Wayne County Commission tackles deficit reduction plan
Updated On: Feb 19 2014 06:35:58 PM EST
Members of the Wayne County Commission met Wednesday to discuss the deficit reduction plan put forward by county Executive Bob Ficano.
The county is facing a deficit of an estimated $175 million and the threat of a state-appointed emergency manager is looming.
Pay reductions are expected. A 5 percent across-the-board wage cut is being offered for 70 percent of county workers.
AFSCME President Al Garrett said he wants to see who else is going to have to sacrifice.
"We want to see at the table not just what you are going to do to the workers, but what are we going to do to all of the stakeholders in Wayne County," Garrett asked.
While workers now contribute 3 percent to 6 percent to their pension, all will contribute 7 percent in the future.
Some county unions have already made major concessions, others have made none.
Commissioner Kevin McNamara questioned the fairness of it all.
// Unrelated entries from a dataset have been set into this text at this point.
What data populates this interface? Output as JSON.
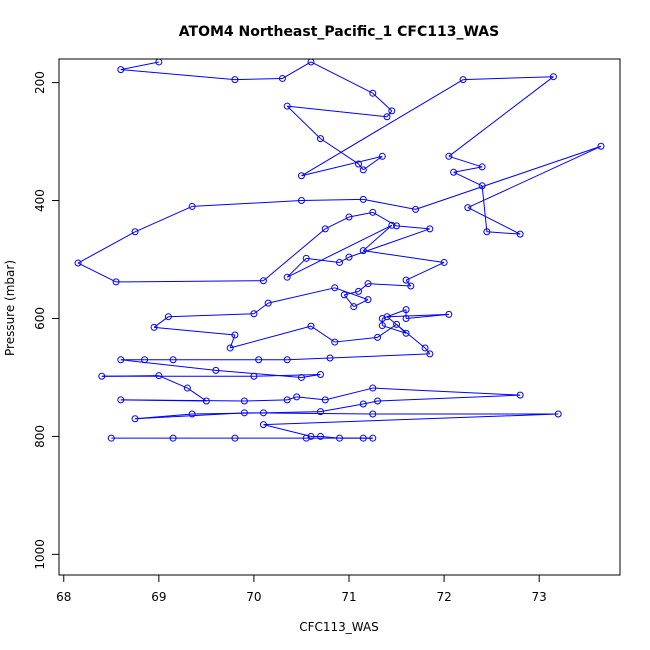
{
  "chart_data": {
    "type": "line",
    "title": "ATOM4 Northeast_Pacific_1 CFC113_WAS",
    "xlabel": "CFC113_WAS",
    "ylabel": "Pressure (mbar)",
    "xlim": [
      67.95,
      73.85
    ],
    "ylim": [
      1035,
      160
    ],
    "y_reversed": true,
    "xticks": [
      68,
      69,
      70,
      71,
      72,
      73
    ],
    "yticks": [
      200,
      400,
      600,
      800,
      1000
    ],
    "series_color": "#0000ff",
    "marker": "open-circle",
    "points": [
      [
        69.0,
        165
      ],
      [
        68.6,
        178
      ],
      [
        69.8,
        195
      ],
      [
        70.3,
        193
      ],
      [
        70.6,
        165
      ],
      [
        71.25,
        218
      ],
      [
        71.45,
        248
      ],
      [
        71.4,
        258
      ],
      [
        70.35,
        240
      ],
      [
        70.7,
        295
      ],
      [
        71.1,
        338
      ],
      [
        71.15,
        348
      ],
      [
        71.35,
        325
      ],
      [
        70.5,
        358
      ],
      [
        72.2,
        195
      ],
      [
        73.15,
        190
      ],
      [
        72.05,
        325
      ],
      [
        72.4,
        343
      ],
      [
        72.1,
        352
      ],
      [
        72.4,
        375
      ],
      [
        72.45,
        453
      ],
      [
        72.8,
        457
      ],
      [
        72.25,
        412
      ],
      [
        73.65,
        308
      ],
      [
        71.7,
        415
      ],
      [
        71.15,
        398
      ],
      [
        70.5,
        400
      ],
      [
        69.35,
        410
      ],
      [
        68.75,
        453
      ],
      [
        68.15,
        506
      ],
      [
        68.55,
        538
      ],
      [
        70.1,
        536
      ],
      [
        70.75,
        448
      ],
      [
        71.0,
        428
      ],
      [
        71.25,
        420
      ],
      [
        71.5,
        443
      ],
      [
        71.85,
        448
      ],
      [
        71.0,
        496
      ],
      [
        70.9,
        505
      ],
      [
        70.55,
        498
      ],
      [
        70.35,
        530
      ],
      [
        71.45,
        442
      ],
      [
        71.15,
        485
      ],
      [
        72.0,
        505
      ],
      [
        71.6,
        535
      ],
      [
        71.65,
        545
      ],
      [
        71.2,
        541
      ],
      [
        71.1,
        554
      ],
      [
        70.95,
        560
      ],
      [
        71.05,
        580
      ],
      [
        71.2,
        568
      ],
      [
        70.85,
        548
      ],
      [
        70.15,
        574
      ],
      [
        70.0,
        592
      ],
      [
        69.1,
        597
      ],
      [
        68.95,
        615
      ],
      [
        69.8,
        628
      ],
      [
        69.75,
        650
      ],
      [
        70.6,
        613
      ],
      [
        70.85,
        640
      ],
      [
        71.3,
        632
      ],
      [
        71.5,
        610
      ],
      [
        71.6,
        625
      ],
      [
        71.35,
        612
      ],
      [
        71.35,
        600
      ],
      [
        71.6,
        585
      ],
      [
        71.6,
        600
      ],
      [
        72.05,
        593
      ],
      [
        71.4,
        597
      ],
      [
        71.8,
        650
      ],
      [
        71.85,
        660
      ],
      [
        70.8,
        667
      ],
      [
        70.35,
        670
      ],
      [
        70.05,
        670
      ],
      [
        69.15,
        670
      ],
      [
        68.85,
        670
      ],
      [
        68.6,
        670
      ],
      [
        69.6,
        688
      ],
      [
        70.5,
        700
      ],
      [
        70.7,
        695
      ],
      [
        70.0,
        698
      ],
      [
        68.4,
        698
      ],
      [
        69.0,
        697
      ],
      [
        69.3,
        718
      ],
      [
        69.5,
        740
      ],
      [
        68.6,
        738
      ],
      [
        69.9,
        740
      ],
      [
        70.35,
        738
      ],
      [
        70.45,
        733
      ],
      [
        70.75,
        738
      ],
      [
        71.25,
        718
      ],
      [
        72.8,
        730
      ],
      [
        71.3,
        740
      ],
      [
        71.15,
        745
      ],
      [
        70.7,
        758
      ],
      [
        70.1,
        760
      ],
      [
        69.35,
        762
      ],
      [
        68.75,
        770
      ],
      [
        69.9,
        760
      ],
      [
        71.25,
        762
      ],
      [
        73.2,
        762
      ],
      [
        70.1,
        780
      ],
      [
        70.6,
        800
      ],
      [
        70.7,
        800
      ],
      [
        70.9,
        803
      ],
      [
        71.15,
        803
      ],
      [
        71.25,
        803
      ],
      [
        70.55,
        803
      ],
      [
        69.8,
        803
      ],
      [
        69.15,
        803
      ],
      [
        68.5,
        803
      ]
    ]
  }
}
"We've been balancing the budget on their backs for all these years while we've got the bar association, which has somehow managed to avoid getting any cuts to their compensation," McNamara said.
Ken Wilson, the county's director of labor relations, said the plan attempts to level the playing field.
"We will phase them back to where they were without any concessions. We will take them to that point, then we will reduce them by five percent," Wilson said.
Mike Abbo, the county's chief financial officer, admitted some will oppose the deficit reduction plan, but he said it is much better than having to deal with an emergency manager.
"We all need to take responsibility for it. If we don't take responsibility for it, it becomes a collective problem for all of us and I think their chances are good," Abbo said.
The plan only covers those areas which the county commission has control over.
It does not include the sheriff's department, which continually operates over budget , or the county prosecutor's office.
Many of the changes being proposed are being delayed until 2017, to avoid a mass exodus of county employees who are near retirement age.